Dynasty Death & Discovery

Visit King Richard III’s grave site and the award-winning exhibition about his life, death and one of the greatest archaeological detective stories ever told.

Immerse yourself in the beautiful story-telling and cutting-edge interactives about Richard III’s life, death and the science behind his re-discovery.

On the site where the incredible story, of the English King under the car park, last to die in battle, first to be DNA tested, unfolded. The inter-active displays tell the story of how the Duke of Gloucester became King of England and Lord of Ireland.

Turn detective and travel back through time to uncover the plot lines, birth rights and family ties that combined to create an intricate story of medieval murder, mystery and mayhem.

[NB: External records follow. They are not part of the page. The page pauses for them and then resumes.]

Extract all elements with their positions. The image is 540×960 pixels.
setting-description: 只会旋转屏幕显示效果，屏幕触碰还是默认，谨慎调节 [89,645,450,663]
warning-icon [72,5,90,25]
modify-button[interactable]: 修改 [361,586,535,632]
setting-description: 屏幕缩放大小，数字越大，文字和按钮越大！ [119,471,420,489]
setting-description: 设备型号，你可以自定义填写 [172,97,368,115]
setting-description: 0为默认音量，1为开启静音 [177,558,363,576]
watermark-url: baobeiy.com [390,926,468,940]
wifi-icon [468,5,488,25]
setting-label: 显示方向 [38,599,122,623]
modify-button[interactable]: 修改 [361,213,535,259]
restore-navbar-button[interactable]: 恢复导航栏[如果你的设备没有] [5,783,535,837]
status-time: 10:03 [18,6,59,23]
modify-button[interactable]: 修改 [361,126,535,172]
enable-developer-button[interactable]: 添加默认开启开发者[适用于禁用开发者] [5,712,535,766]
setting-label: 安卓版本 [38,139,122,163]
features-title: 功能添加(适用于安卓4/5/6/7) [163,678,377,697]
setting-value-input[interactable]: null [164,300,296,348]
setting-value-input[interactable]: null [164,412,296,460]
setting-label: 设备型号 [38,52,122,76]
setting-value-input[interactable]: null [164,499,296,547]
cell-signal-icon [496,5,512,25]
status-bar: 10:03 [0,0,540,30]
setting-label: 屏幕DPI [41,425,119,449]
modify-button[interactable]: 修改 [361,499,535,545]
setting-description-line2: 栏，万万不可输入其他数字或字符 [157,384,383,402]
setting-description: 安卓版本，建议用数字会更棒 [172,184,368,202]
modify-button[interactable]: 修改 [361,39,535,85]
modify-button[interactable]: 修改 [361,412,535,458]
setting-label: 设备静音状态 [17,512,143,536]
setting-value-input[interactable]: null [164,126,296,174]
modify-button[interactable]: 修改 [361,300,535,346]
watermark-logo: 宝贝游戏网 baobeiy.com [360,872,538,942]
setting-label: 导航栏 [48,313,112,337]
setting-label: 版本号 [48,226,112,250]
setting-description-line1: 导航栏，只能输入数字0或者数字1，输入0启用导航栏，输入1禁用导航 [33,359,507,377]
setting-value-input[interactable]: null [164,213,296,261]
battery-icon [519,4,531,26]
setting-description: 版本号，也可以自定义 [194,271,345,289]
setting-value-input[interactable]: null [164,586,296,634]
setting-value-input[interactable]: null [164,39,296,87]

Download our fantastic App in advance of your visit. Exclusively available at the King Richard III Visitor Centre, it is free to download and play as you explore the exhibition, it is perfect for Families and our younger visitors (or those young at heart). Help our time travellers trapped in the medieval period, get back to the present day. Rex Factor: Lost In Time

As you unravel the facts about the Wars of The Roses, decide for yourself what he was really like and what happened to the 'Missing Princes' at the Tower of London.

Before you get caught in the middle of the Battle of Bosworth where he ‘is to win or die as King’, experience the roars of soldiers, the clashes of knight’s and the thunder of hooves as the Plantagenets and Tudors battle it out until the King is cut down in battle.

Fast-forward over 500 years to a car park in Leicester city centre where the amazing evidence-gathering resulted in the discovery of the long-lost remains of King Richard III.

Be inspired by the forensic science and the reconstructions that enabled the identification of the remains and explore the techniques used to prove with 99.999% accuracy that it was the Lost King.

In a final homage to England’s last warrior king, spend a moment in our award-winning memorial space of contemplation and reflection, with a glazed viewing floor built directly above where King Richard III remained from 1485 until his rediscovery in 2012.